Chlamydia Trachomatis – Related Infections
Trachoma or granular conjunctivitis is a highly infectious disease caused by a variant of the Chlamydia trachomatis bacterium in which the inner surface of the eyelids becomes roughened. This can damage the cornea and if not treated, may eventually cause blindness. Repeated, and untreated, episodes of trachoma infection may eventually cause the eyelids to turn inwards and cause permanent blindness. Trachoma is caused by coming into contact with facial fluids from an infected person and is prevalent in children throughout some under developed countries where personal hygiene is poor.

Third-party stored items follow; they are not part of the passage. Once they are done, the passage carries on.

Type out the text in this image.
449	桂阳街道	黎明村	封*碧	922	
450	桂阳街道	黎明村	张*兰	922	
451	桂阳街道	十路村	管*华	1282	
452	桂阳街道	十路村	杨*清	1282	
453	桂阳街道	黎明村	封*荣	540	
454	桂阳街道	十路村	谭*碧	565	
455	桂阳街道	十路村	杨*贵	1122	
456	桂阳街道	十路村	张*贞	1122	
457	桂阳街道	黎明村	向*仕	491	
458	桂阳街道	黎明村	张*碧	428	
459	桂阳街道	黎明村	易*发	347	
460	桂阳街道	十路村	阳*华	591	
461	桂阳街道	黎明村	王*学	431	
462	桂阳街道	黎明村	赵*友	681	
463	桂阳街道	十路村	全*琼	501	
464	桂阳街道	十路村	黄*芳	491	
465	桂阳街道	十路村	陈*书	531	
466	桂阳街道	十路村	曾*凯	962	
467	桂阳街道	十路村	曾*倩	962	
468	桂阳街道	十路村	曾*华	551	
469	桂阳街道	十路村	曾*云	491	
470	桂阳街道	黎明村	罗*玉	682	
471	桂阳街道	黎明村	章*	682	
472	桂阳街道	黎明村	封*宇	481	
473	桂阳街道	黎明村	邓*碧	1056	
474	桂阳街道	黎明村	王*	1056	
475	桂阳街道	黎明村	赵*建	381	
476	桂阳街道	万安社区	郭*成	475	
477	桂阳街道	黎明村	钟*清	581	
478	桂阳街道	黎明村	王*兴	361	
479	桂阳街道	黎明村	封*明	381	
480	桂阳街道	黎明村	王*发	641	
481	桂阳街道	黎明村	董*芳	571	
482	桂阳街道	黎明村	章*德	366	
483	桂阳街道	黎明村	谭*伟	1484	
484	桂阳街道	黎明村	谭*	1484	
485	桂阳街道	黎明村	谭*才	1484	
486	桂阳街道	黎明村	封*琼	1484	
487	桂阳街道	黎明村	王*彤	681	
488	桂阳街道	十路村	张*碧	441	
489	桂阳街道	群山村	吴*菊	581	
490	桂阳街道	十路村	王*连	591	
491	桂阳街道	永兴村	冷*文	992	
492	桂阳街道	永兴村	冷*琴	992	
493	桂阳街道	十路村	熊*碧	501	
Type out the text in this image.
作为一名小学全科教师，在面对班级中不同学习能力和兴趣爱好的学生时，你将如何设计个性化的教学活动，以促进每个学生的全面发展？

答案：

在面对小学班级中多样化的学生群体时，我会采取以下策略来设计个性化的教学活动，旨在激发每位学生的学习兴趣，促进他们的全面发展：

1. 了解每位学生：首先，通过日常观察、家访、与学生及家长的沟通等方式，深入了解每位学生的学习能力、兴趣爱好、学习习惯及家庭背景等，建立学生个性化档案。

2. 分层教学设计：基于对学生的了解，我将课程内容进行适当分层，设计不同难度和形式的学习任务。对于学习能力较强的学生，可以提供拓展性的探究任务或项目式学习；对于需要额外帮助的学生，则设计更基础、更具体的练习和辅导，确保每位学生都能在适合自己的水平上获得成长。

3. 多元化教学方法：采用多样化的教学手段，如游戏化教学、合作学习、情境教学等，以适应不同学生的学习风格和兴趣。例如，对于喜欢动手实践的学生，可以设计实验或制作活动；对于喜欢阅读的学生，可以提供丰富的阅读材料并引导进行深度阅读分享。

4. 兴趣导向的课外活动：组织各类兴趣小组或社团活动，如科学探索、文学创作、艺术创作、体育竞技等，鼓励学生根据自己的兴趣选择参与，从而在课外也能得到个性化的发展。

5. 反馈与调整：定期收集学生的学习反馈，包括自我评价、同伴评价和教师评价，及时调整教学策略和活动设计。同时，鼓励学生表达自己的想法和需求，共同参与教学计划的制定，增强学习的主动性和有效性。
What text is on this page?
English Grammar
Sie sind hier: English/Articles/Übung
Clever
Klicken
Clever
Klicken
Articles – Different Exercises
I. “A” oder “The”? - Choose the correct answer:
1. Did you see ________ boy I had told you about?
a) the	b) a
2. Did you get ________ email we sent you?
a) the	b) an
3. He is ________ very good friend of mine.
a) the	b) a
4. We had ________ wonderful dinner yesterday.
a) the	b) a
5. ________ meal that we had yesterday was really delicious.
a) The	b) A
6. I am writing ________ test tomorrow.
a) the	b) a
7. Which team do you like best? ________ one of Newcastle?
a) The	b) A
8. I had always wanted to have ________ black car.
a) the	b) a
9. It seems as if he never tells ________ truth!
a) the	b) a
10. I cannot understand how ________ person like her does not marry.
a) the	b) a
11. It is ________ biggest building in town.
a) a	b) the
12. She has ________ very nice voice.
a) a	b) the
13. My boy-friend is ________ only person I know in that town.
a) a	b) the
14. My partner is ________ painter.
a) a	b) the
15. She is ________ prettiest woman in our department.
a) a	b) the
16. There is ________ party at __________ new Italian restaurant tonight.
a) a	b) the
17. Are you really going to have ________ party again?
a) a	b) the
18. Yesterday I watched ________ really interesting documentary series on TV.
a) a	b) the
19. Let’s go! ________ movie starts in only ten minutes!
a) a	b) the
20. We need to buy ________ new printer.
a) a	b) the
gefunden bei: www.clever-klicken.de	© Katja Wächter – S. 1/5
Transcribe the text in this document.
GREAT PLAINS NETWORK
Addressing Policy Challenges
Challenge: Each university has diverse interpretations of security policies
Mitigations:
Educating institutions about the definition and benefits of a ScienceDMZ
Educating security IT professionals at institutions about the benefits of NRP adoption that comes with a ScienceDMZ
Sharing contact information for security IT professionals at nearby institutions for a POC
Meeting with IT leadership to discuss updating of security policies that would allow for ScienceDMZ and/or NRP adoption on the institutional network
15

Lymphogranuloma venereum or LGV is caused when yet another variant of the Chlamydia trachomatis bacterium enters the body via mucous membranes or breaks in the skin. It then gets into the lymphatic system and infects lymph nodes as it passes through them.
Detection And Treatment
A lack of Chlamydia symptoms doesn’t mean the infection is any less serious than in someone who does develop symptoms of Chlamydia. Nor does contracting Chlamydia build up immunity so it’s very easy to become reinfected.
The most common test for people who don’t have any Chlamydia symptoms is a simple urine test that can be done at a doctor’s surgery. For those who do present with Chlamydia symptoms, remembering that the symptoms of Chlamydia and Gonorrheae are very similar, swabs of urethral or cervical fluids are taken. Prescribed treatments for Chlamydia are antibiotics.